Abstract for Lay Audience

Class/Module Information
Module 3: Reproducible Research for Biomedical Big Data

Replication is the idea that other scientists other than yourself should be able to get the same results as you, preferably with their own independent experiment. For example if you did an experiment that lead you to believe you found proof of cold fusion, other scientists should be able to do your experiment on their own and get similar results.

In the medical field this idea is very important but typically much harder to have. Expensive studies dealing with human subjects tend to be done once and only once. Even if experiments can be repeated multiple times then high variability reduces the reproducibility of the experiments themselves. However, the importance of replication in the medical field is higher than in other fields especially when the studies dictate the treatment of the individual.

In the event where replication is hard, there are standard procedures that should be known (but aren’t) to allow others to at least get your same results, even if they can’t do their own experiment. This class will teach several important ideas on how to enhance reproducibility in publications to help doctors as they try to make important decisions about patient care.

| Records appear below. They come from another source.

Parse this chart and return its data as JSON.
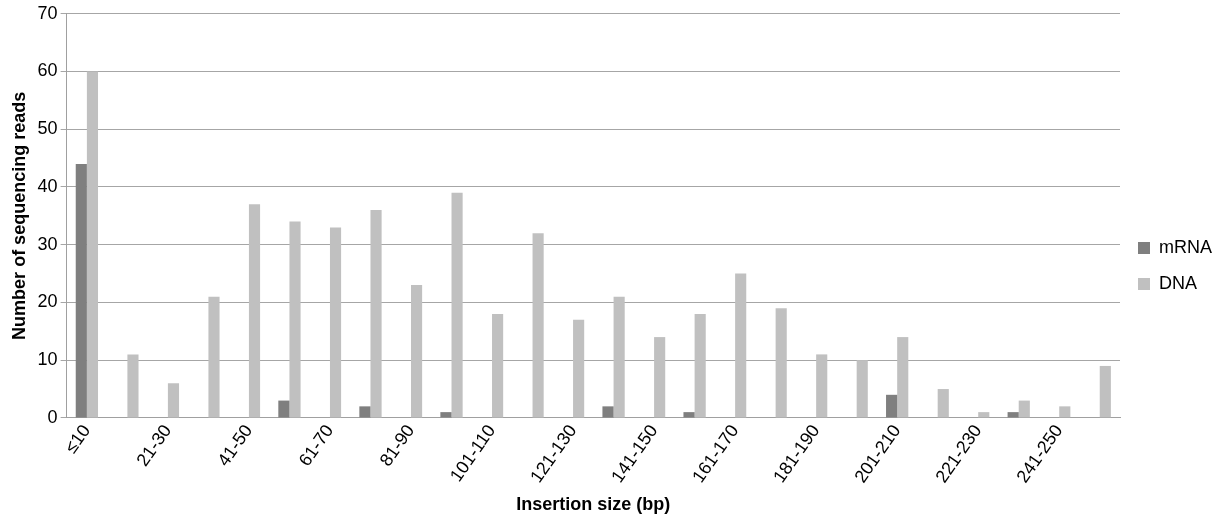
{
  "chart_data": {
    "type": "bar",
    "xlabel": "Insertion size (bp)",
    "ylabel": "Number of sequencing reads",
    "categories": [
      "≤10",
      null,
      "21-30",
      null,
      "41-50",
      null,
      "61-70",
      null,
      "81-90",
      null,
      "101-110",
      null,
      "121-130",
      null,
      "141-150",
      null,
      "161-170",
      null,
      "181-190",
      null,
      "201-210",
      null,
      "221-230",
      null,
      "241-250",
      null
    ],
    "series": [
      {
        "name": "mRNA",
        "color": "#7f7f7f",
        "values": [
          44,
          0,
          0,
          0,
          0,
          3,
          0,
          2,
          0,
          1,
          0,
          0,
          0,
          2,
          0,
          1,
          0,
          0,
          0,
          0,
          4,
          0,
          0,
          1,
          0,
          0
        ]
      },
      {
        "name": "DNA",
        "color": "#c0c0c0",
        "values": [
          60,
          11,
          6,
          21,
          37,
          34,
          33,
          36,
          23,
          39,
          18,
          32,
          17,
          21,
          14,
          18,
          25,
          19,
          11,
          10,
          14,
          5,
          1,
          3,
          2,
          9
        ]
      }
    ],
    "ylim": [
      0,
      70
    ],
    "yticks": [
      0,
      10,
      20,
      30,
      40,
      50,
      60,
      70
    ],
    "grid": "y",
    "legend": "right"
  }
}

Module 4: Supervised Methods for Statistical Machine Learning
Supervised methods are methods that learn from pre-existing (nice) data that is in certain forms in order to classify future data. These are complicated methods in their own right but in the biomedical field there are additional challenges.

This class will teach the methods and explain how to help them adapt to such problems like high dimensional data (too many features) or missing or uncertain data. These problem are very important to address but they allow for much smaller error and will decrease overfitting. Overfitting in the biomedical context would be the treatments are predicted to work great but are actually really bad for patients treated later.

Module 5: Unsupervised Methods for Statistical Machine Learning
Unsupervised methods are those that just need only the data in order to be able to classify. They tend to pick up hidden patterns that the modeler didn’t know existed while supervised methods can only pick up what the modeler was looking for.

These methods have their own special challenges (like speed) as well as the challenges listed in the last module. This class will deal with those issues as well as teach the methods.